Third, why did respondent judge voluntarily offer to assist OIC Vasquez notwithstanding her lack of authority to do so? And why was OIC Vasquez so eager to accept her offer?

There appear just too many intriguing uncertainties surrounding the filing of the estafa case. We therefore direct our attention to respondent judge's failure to erase our doubts over how she administers justice in her jurisdiction. The Canons of Judicial Ethics reminds every judge:
12. Kinship or influence of parties and counsel. - X x x not [to] suffer [her] conduct to create the impression that any person can unduly influence [her] or enjoy her favor, or that [s]he is affected by the rank, position, or influence of any party.
Respondent judge must be reminded that she should do honor to her position not only by rendering just, correct and impartial decisions but doing so in a manner free from any suspicion as to their fairness and impartiality, and as to her integrity. A spotless dispensation of justice requires not only that the decision rendered be intrinsically fair but that the judge rendering it must at all times maintain the appearance of fairness and impartiality.[24]

Considering all this, respondent judge committed simple misconduct in office. Misconduct in office has a well-defined meaning. It refers to misconduct that affects the judge's performance of her duties and not just her character as a private individual. To constitute an administrative offense, misconduct should relate to or be connected with the performance of the official functions and duties of a public officer.[25]

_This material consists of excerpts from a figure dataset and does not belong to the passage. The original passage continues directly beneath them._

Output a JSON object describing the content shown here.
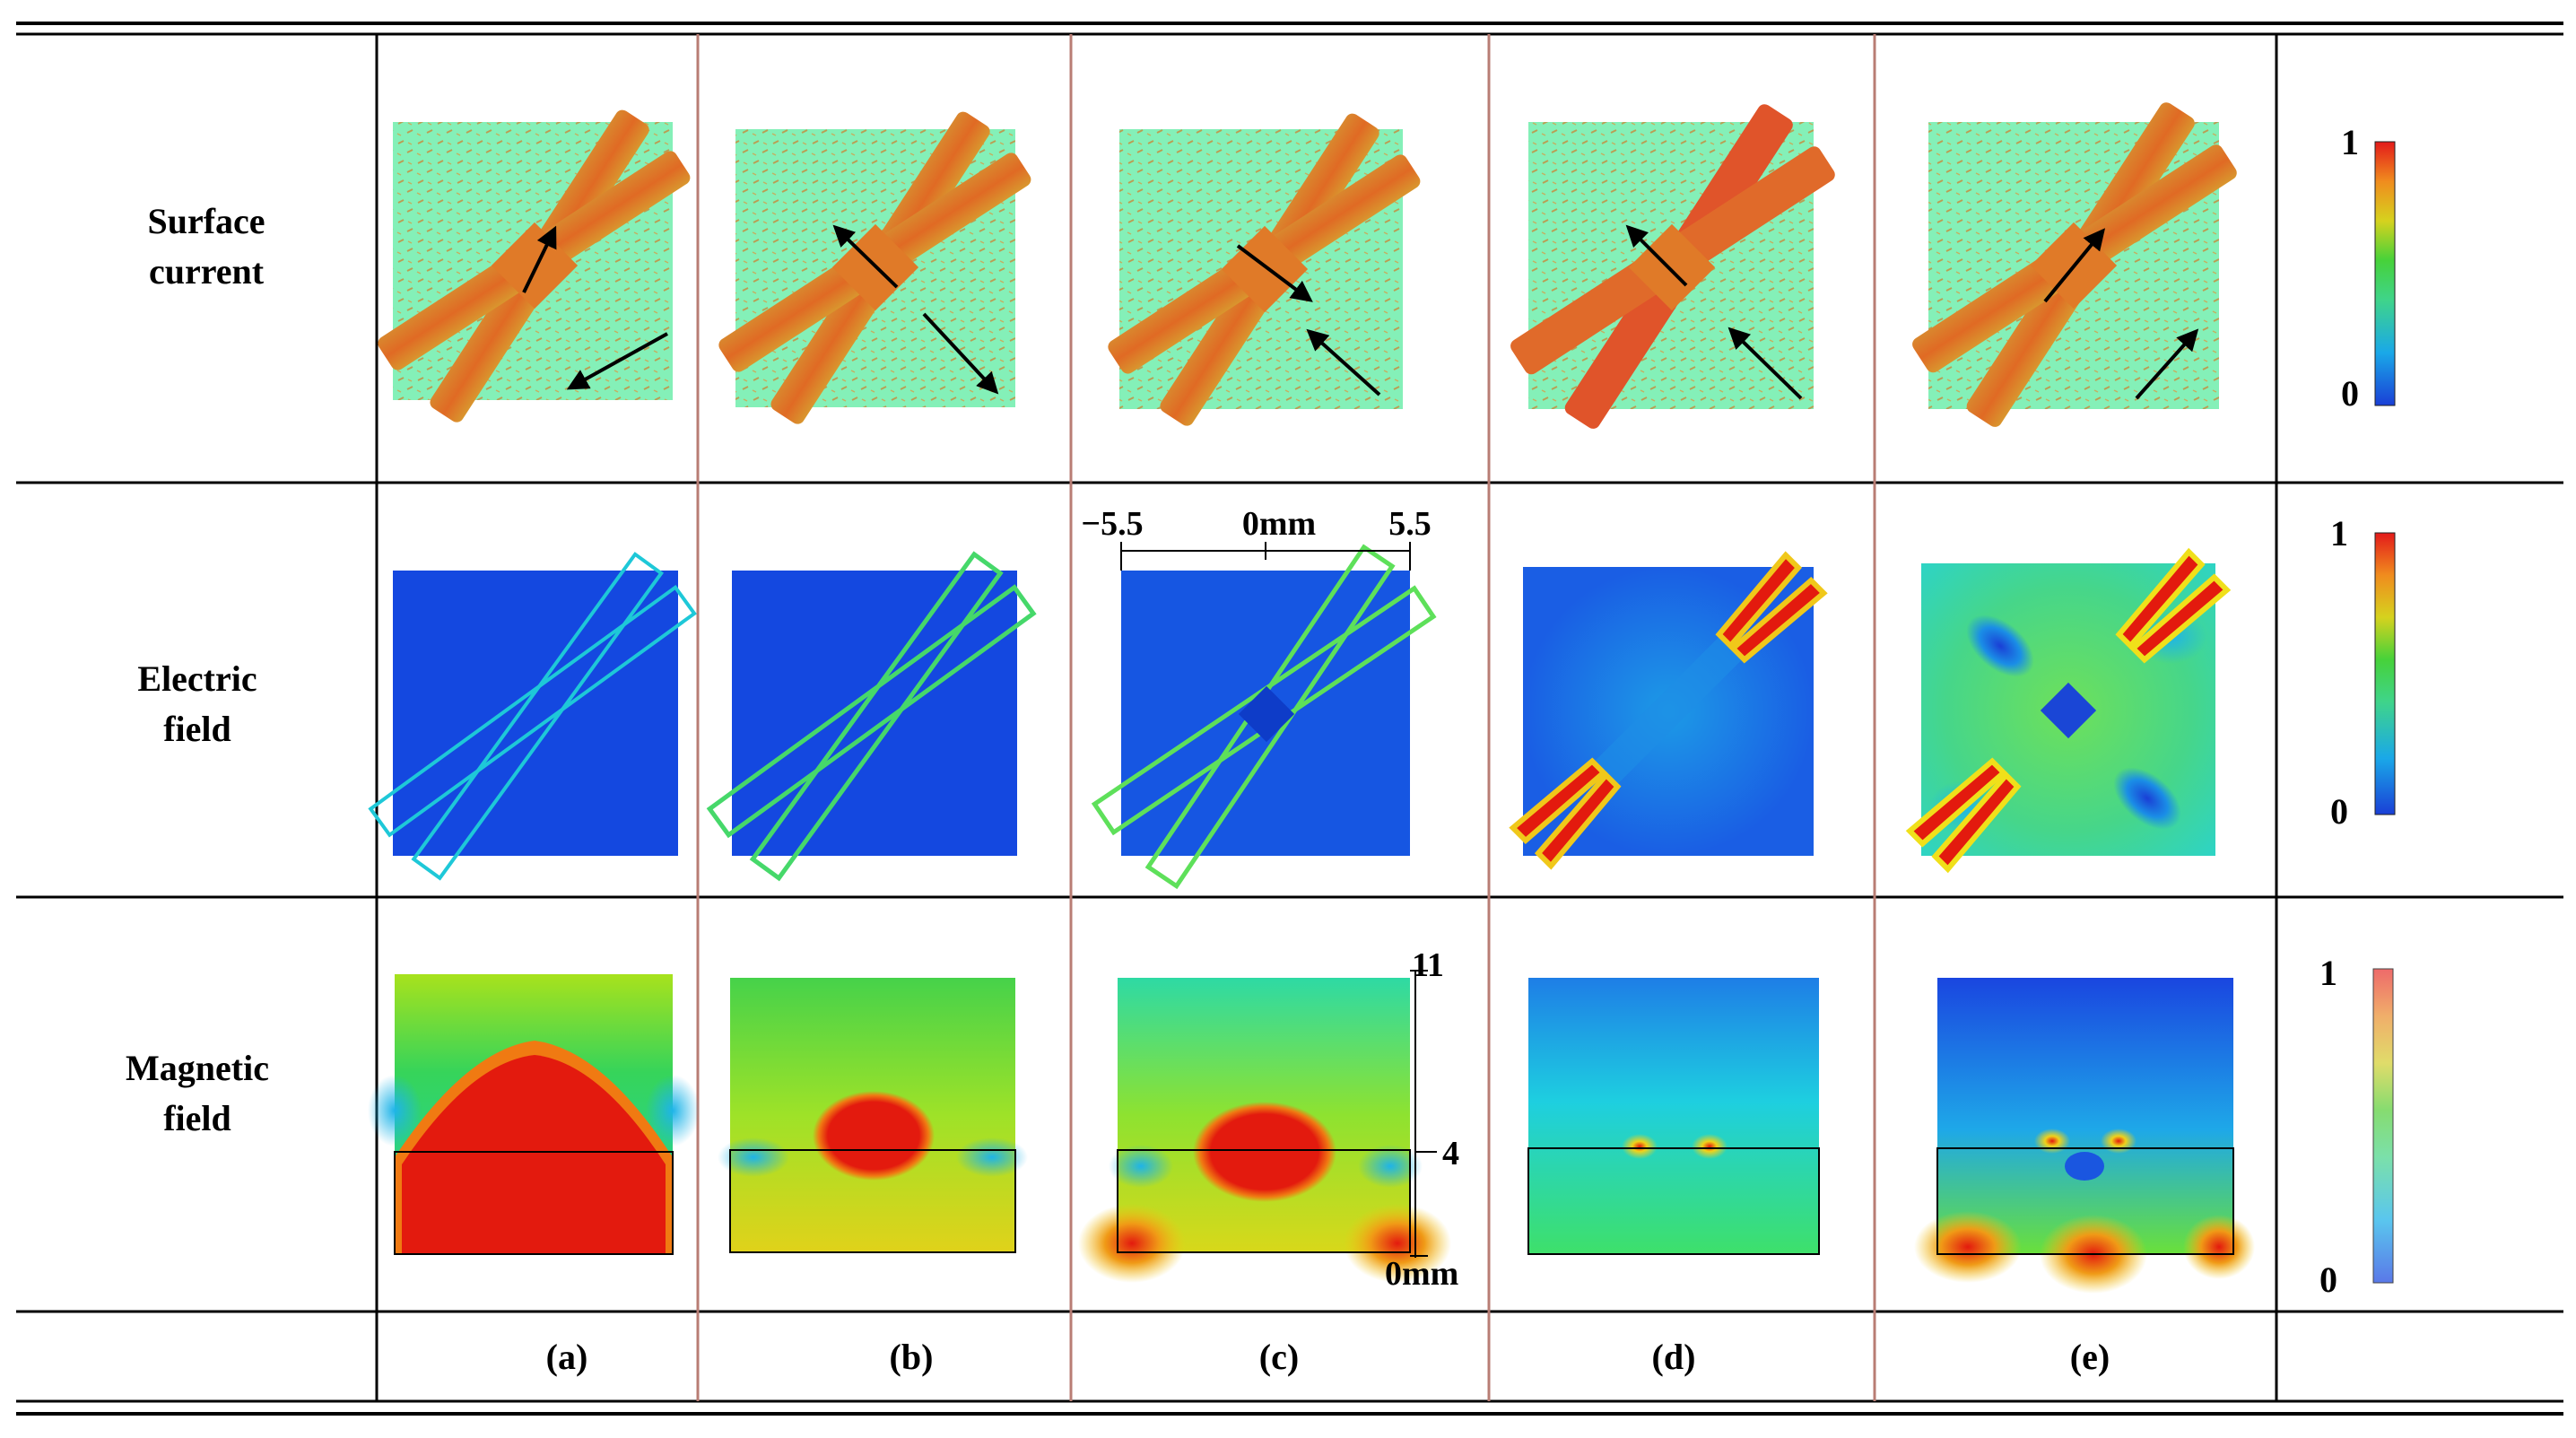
{
  "rows": [
    {
      "label_line1": "Surface",
      "label_line2": "current"
    },
    {
      "label_line1": "Electric",
      "label_line2": "field"
    },
    {
      "label_line1": "Magnetic",
      "label_line2": "field"
    }
  ],
  "columns": [
    "(a)",
    "(b)",
    "(c)",
    "(d)",
    "(e)"
  ],
  "colorbar": {
    "max_label": "1",
    "min_label": "0"
  },
  "electric_axis": {
    "left": "−5.5",
    "center": "0mm",
    "right": "5.5"
  },
  "magnetic_axis": {
    "top": "11",
    "mid": "4",
    "bottom": "0mm"
  },
  "colors": {
    "dielectric_green": "#84f0b8",
    "current_orange": "#e4932f",
    "field_blue": "#1448e0",
    "hot_red": "#e31a0e",
    "grid_line": "#000000",
    "divider_line": "#b87d74"
  }
}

Nevertheless, we find nothing irregular in respondent's issuance of a warrant of arrest on the same day the complaint was filed. As long as the constitutional mandate was complied with, that is, the warrant of arrest was issued upon a finding of probable cause personally by the judge after an examination under oath or affirmation of the complainant and the witnesses he may produce, the warrant of arrest was valid. After all, the purpose of issuing the warrant of arrest was to place the respondents under immediate custody in order not to frustrate the ends of justice. Respondent judge examined the complainant Pedro Vega on the day the complaint was filed and she was satisfied that probable cause existed. The warrant of arrest she issued against the spouses Ribaya was, therefore, justified and no violation of their constitutional rights occurred.

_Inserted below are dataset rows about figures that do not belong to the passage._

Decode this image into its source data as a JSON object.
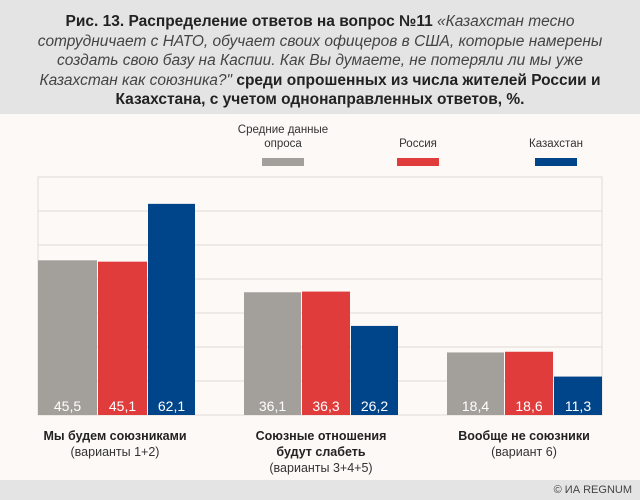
{
  "title": {
    "bold": "Рис. 13. Распределение ответов на вопрос №11 ",
    "italic": "«Казахстан тесно сотрудничает с НАТО, обучает своих офицеров в США, которые намерены создать свою базу на Каспии. Как Вы думаете, не потеряли ли мы уже Казахстан как союзника?\"",
    "bold2": " среди опрошенных из числа жителей России и Казахстана, с учетом однонаправленных ответов, %."
  },
  "footer": "© ИА REGNUM",
  "chart_data": {
    "type": "bar",
    "ylim": [
      0,
      70
    ],
    "grid": true,
    "legend_placement": "top-right",
    "categories": [
      {
        "label": "Мы будем союзниками",
        "sub": "(варианты 1+2)"
      },
      {
        "label": "Союзные отношения будут слабеть",
        "label_lines": [
          "Союзные отношения",
          "будут слабеть"
        ],
        "sub": "(варианты 3+4+5)"
      },
      {
        "label": "Вообще не союзники",
        "sub": "(вариант 6)"
      }
    ],
    "series": [
      {
        "name": "Средние данные опроса",
        "name_lines": [
          "Средние данные",
          "опроса"
        ],
        "color": "#a39f9a",
        "values": [
          45.5,
          36.1,
          18.4
        ],
        "labels": [
          "45,5",
          "36,1",
          "18,4"
        ]
      },
      {
        "name": "Россия",
        "name_lines": [
          "Россия"
        ],
        "color": "#e03c3c",
        "values": [
          45.1,
          36.3,
          18.6
        ],
        "labels": [
          "45,1",
          "36,3",
          "18,6"
        ]
      },
      {
        "name": "Казахстан",
        "name_lines": [
          "Казахстан"
        ],
        "color": "#00458a",
        "values": [
          62.1,
          26.2,
          11.3
        ],
        "labels": [
          "62,1",
          "26,2",
          "11,3"
        ]
      }
    ]
  }
}
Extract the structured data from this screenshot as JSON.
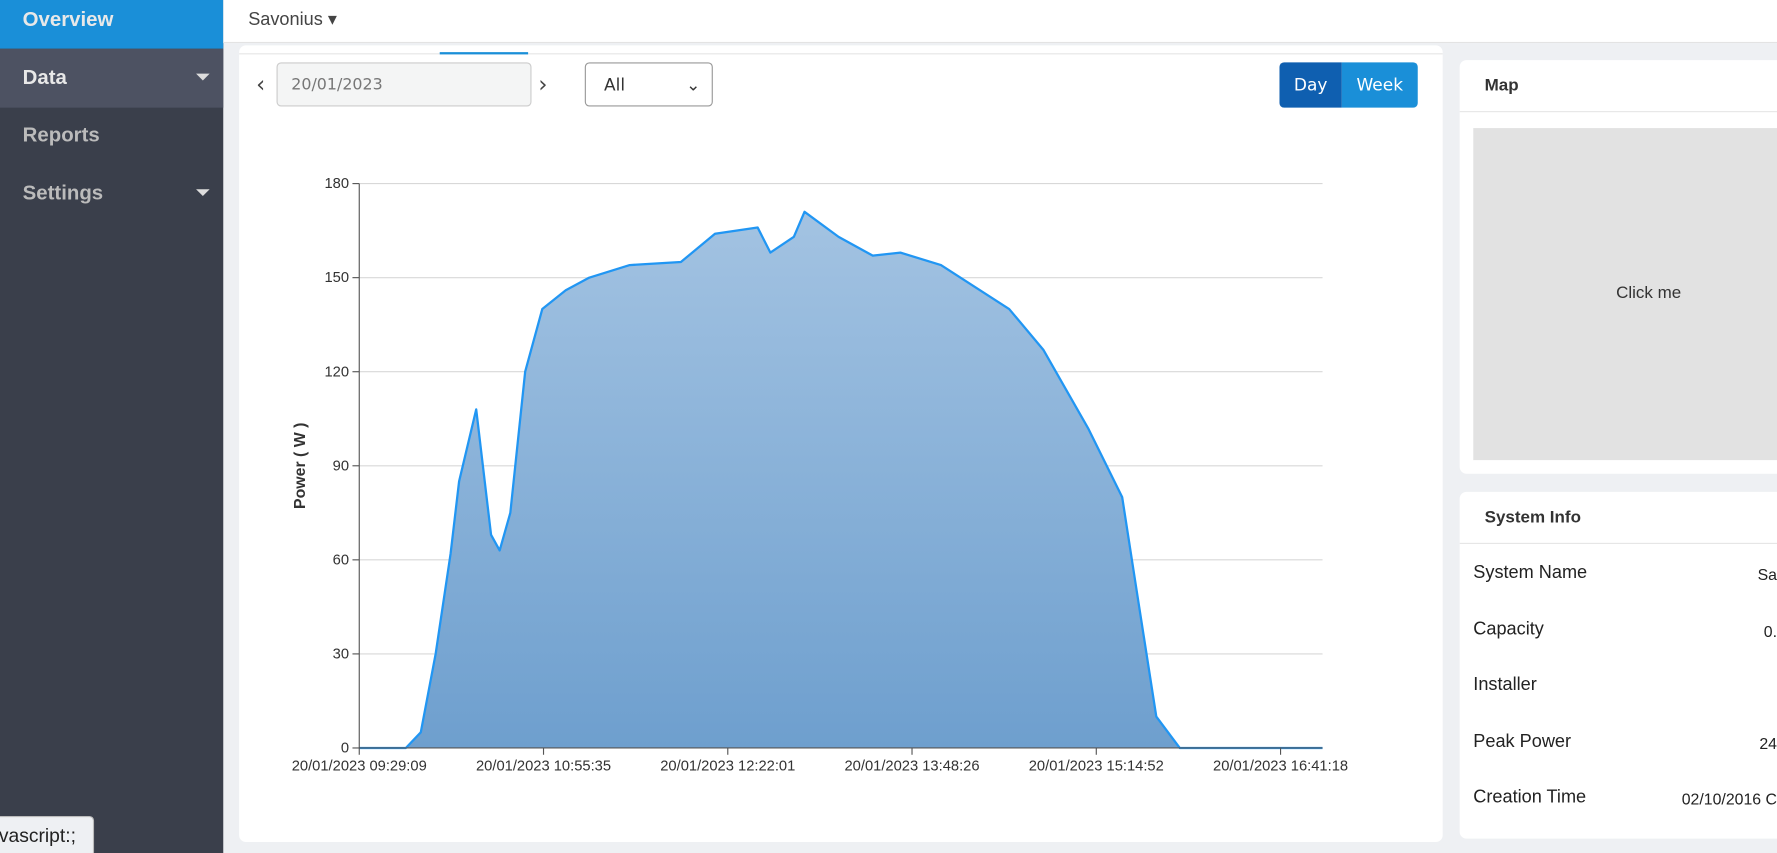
{
  "sidebar": {
    "items": [
      "Overview",
      "Data",
      "Reports",
      "Settings"
    ]
  },
  "header": {
    "site": "Savonius"
  },
  "controls": {
    "date": "20/01/2023",
    "filter": "All",
    "buttons": [
      "Day",
      "Week"
    ]
  },
  "map": {
    "title": "Map",
    "placeholder": "Click me"
  },
  "system_info": {
    "title": "System Info",
    "rows": [
      [
        "System Name",
        "Sa"
      ],
      [
        "Capacity",
        "0."
      ],
      [
        "Installer",
        ""
      ],
      [
        "Peak Power",
        "24"
      ],
      [
        "Creation Time",
        "02/10/2016 C"
      ]
    ]
  },
  "status_bar": "vascript:;",
  "chart_data": {
    "type": "area",
    "y_label": "Power ( W )",
    "color": "#2196f3",
    "x": [
      "20/01/2023 09:29:09",
      "20/01/2023 09:51:00",
      "20/01/2023 09:58:00",
      "20/01/2023 10:05:00",
      "20/01/2023 10:12:00",
      "20/01/2023 10:16:00",
      "20/01/2023 10:24:00",
      "20/01/2023 10:31:00",
      "20/01/2023 10:35:00",
      "20/01/2023 10:40:00",
      "20/01/2023 10:47:00",
      "20/01/2023 10:55:00",
      "20/01/2023 11:06:00",
      "20/01/2023 11:17:00",
      "20/01/2023 11:36:00",
      "20/01/2023 12:00:00",
      "20/01/2023 12:16:00",
      "20/01/2023 12:26:00",
      "20/01/2023 12:36:00",
      "20/01/2023 12:42:00",
      "20/01/2023 12:53:00",
      "20/01/2023 12:58:00",
      "20/01/2023 13:14:00",
      "20/01/2023 13:30:00",
      "20/01/2023 13:43:00",
      "20/01/2023 14:02:00",
      "20/01/2023 14:18:00",
      "20/01/2023 14:34:00",
      "20/01/2023 14:50:00",
      "20/01/2023 15:11:00",
      "20/01/2023 15:27:00",
      "20/01/2023 15:35:00",
      "20/01/2023 15:43:00",
      "20/01/2023 15:54:00",
      "20/01/2023 17:01:00"
    ],
    "values": [
      0,
      0,
      5,
      30,
      62,
      85,
      108,
      68,
      63,
      75,
      120,
      140,
      146,
      150,
      154,
      155,
      164,
      165,
      166,
      158,
      163,
      171,
      163,
      157,
      158,
      154,
      147,
      140,
      127,
      102,
      80,
      45,
      10,
      0,
      0
    ],
    "xlim": [
      "20/01/2023 09:29:09",
      "20/01/2023 17:01:00"
    ],
    "xticks": [
      "20/01/2023 09:29:09",
      "20/01/2023 10:55:35",
      "20/01/2023 12:22:01",
      "20/01/2023 13:48:26",
      "20/01/2023 15:14:52",
      "20/01/2023 16:41:18"
    ],
    "ylim": [
      0,
      180
    ],
    "yticks": [
      0,
      30,
      60,
      90,
      120,
      150,
      180
    ],
    "grid": true
  }
}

WHEREFORE, respondent Judge Aurora Binamira-Parcia is hereby found guilty of simple misconduct and a fine of P11,000 is imposed on her. She is hereby directed to devote her time and effort exclusively to discharging her judicial functions. She is furthermore warned that a repetition of the same or similar act will merit a more severe penalty.

SO ORDERED.

Panganiban, (Chairman), Sandoval-Gutierrez, Carpio Morales, and Garcia, JJ., concur.



[1] Rollo, pp. 1-2.

[2] Id., p.7.

[3] Id., p.3.

[4] See note 2.

[5] Id., pp. 12-14.

[6] Id., pp. 83-86.

[7] Id., pp. 87-89.

[8] Id., pp. 25-29.

[9] MTCC orders dated January 17, 2002 and February 5, 2002 (Denial of Motion for Reconsideration); Id., pp.30-31.

[10] Id., pp. 34-36

[11] Id., pp. 40-41.

[12] See note 9.

[13] Id., pp. 42-44.

[14] Id., pp. 63-65.

[15] Id., pp. 68-73.

[16] Id., pp. 101-103.

[17] Sec. 1, Rule 112, Revised Rules on Criminal Procedure.

[18] Sec. 2. Officers authorized to conduct preliminary investigation. - The following may conduct preliminary investigations: (a) Provincial or City Prosecutors and their assistants; (b) Judges of the Municipal Trial Courts and Municipal Circuit Trial Courts; (c) National and Regional State Prosecutors; and (d) Other officers as may be authorized by law. x x x.

[19] No. L-34038, 18 June 1976, 71 SCRA 356.

[20] Sec. 37, BP Blg. 129.

[21] Espiritu v. De la Rosa, 78 Phil. 827 (1947); Sayo v. Chief of Police, 80 Phil. 859 (1948); Montelibano, et al. v. Ferrer, 97 Phil. 228 (1955); People v. Hechanova, 153 Phil. 399 (1973).

[22] See note 11.

[23] See note 14.

[24] Naldoza v. Lavilles, 254 SCRA 286 (1996).

[25] Ong v. Rosales, 325 SCRA 689 (2000).